高梨俊寛 ( 54 島根 プランナー ) 17/05/08 PM09 【印刷用へ
長周新聞リンクより

 日本の軍需産業の先をいくのが欧米の軍需産業で、レイセオン(米)やBAEシステムズ(英)は軍事部門の売上が全体の9割以上に達している。レイセオンは電子レンジや冷蔵庫を手がけていたが、国内の景気後退で物が売れなくなり、97年に家電部門を売却した。そして遠隔操作技術など軍事関連部門を買収し、軍事依存度九割の軍需企業になった。ノースロップ・グラマン(米)やジェネラル・ダイナミクス(米)、ロッキードマーチン(米)も全売上の8割を軍事部門が占めている。航空機で知られるボーイングも全売上の約5割を軍事部門に依存している。これらの軍需産業は戦争がなくなれば売上が半減したり9割減となり、生きていけない。そのため政府との癒着を強め、数年おきにアフガン戦争やイラク攻撃など大規模な戦闘を引き起こし、在庫一掃で兵器を更新し、兵器生産の活況をつくり出してきた。

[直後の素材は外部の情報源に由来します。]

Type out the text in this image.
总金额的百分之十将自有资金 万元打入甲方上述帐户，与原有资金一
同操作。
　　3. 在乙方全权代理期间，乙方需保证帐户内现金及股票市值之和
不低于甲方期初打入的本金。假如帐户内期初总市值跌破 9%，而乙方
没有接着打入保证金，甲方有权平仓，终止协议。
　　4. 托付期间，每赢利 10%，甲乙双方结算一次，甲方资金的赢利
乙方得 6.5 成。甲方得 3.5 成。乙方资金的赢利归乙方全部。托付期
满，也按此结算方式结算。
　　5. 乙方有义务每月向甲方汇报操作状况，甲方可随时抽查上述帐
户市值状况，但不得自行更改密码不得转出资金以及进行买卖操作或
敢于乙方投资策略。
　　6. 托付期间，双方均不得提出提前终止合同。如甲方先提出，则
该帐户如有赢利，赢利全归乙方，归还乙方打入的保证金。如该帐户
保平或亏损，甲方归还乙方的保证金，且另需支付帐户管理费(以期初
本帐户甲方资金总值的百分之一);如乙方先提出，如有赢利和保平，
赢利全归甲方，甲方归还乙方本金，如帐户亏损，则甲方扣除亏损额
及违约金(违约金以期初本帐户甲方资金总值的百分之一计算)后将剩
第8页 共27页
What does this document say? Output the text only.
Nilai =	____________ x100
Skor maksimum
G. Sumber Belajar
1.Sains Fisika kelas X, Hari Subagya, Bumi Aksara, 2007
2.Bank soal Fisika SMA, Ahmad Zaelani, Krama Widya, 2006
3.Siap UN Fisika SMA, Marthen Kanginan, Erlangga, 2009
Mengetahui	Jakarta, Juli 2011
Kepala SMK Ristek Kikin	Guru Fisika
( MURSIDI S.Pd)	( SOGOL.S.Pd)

 米トランプ大統領は2017年度の政府予算編成方針で「軍事費を歴史的規模で拡大させ衰えた米軍を再建させる」と公言し、アメリカの軍事費を66兆円規模にすることを明らかにしたが、アメリカでは国家財政を戦争につぎ込む戦争狂いの政治家がいなければ製造業は生きていけない。アメリカには軍需産業と政治家、建設業界、石油メジャーなどが一体化した軍産複合体が存在して国内の政治や経済を牛耳り、メディアや謀略組織を総動員して戦争に駆り立てているのが実態である。

 もっとも象徴的なのは9・11テロ事件を口実に引き起こしたイラク戦争である。攻撃の理由となった「大量破壊兵器」も「国際テロ組織の支援」もフセイン政府崩壊後、すべてでっち上げだったことが暴露された。だがイラク戦争では徹底した都市の破壊によって現地の住民が約65万人も殺され、約220万人が難民となっている。この戦費は約6000億j(60兆円)にのぼり、アメリカ国内でも医療費や福祉予算の削減によって貧困層が激増した。サブプライムローン(低所得者向け住宅融資)の焦げ付きで家を失う人も多数出た。職もなく生活もできない若者が米兵として戦地へ投入されて約4000人が戦死し、3万5000人が負傷している。

  この無実の人人の犠牲によってアメリカの軍産複合体はばく大な利益を手にした。ロッキードマーチンは爆撃機受注の増加で利益を急増させ、ボーイングは輸送機製造でもうけ、レイセオンはミサイル製造で巨利を手にした。05年にアメリカの軍需産業40社が売りさばいた兵器総額は18兆円をこえている。

  またアメリカはイラク戦争前に周到に侵攻作戦を具体化しており、「9・11テロ事件」は戦争を開始する口実に過ぎなかったことも明らかになっている。アメリカは「9・11テロ事件」より前に、イラクの石油資源に関する調査をおこなっていた。そしてイラクの油田、パイプライン、製油所、石油ターミナルの地図に基づき、アメリカの六企業と開戦前から9億jに上るイラクのインフラ復興の入札を約束していた。米軍がイラクの都市を破壊すると即座に、シュルツ元国務長官が所属するベクテル社とチェイニー副大統領が最高経営責任者だったハリバートンが「復興」で乗り込み、破綻寸前の経営を復活させたが、それは最初からシナリオ通りだった。

  ベクテル社は発電所、高圧送電線網、病院、学校、輸送網、空港施設、上下水道システム復旧で10億jの契約を得た。ハリバートンの子会社、ケロッグ・ブラウン・アンド・ルート(KBR)は、陸軍の工兵部隊からイラク油田再建費として70億jの契約を得たほか、イラクの米軍基地建設の契約もした。こうして軍需産業はボロもうけを謳歌したが、莫大な戦費がかさんでアメリカの国家財政はパンクした。現在は戦費調達も兵員調達もできないほど弱体化したなかで、日本をはじめとする「同盟国」を矢面にたてて戦争を引き起こそうとしている。アメリカの軍産複合体は、戦争がなければ生きていけず、戦争をなくすにはこうした軍産複合体を一掃することが不可欠になっている。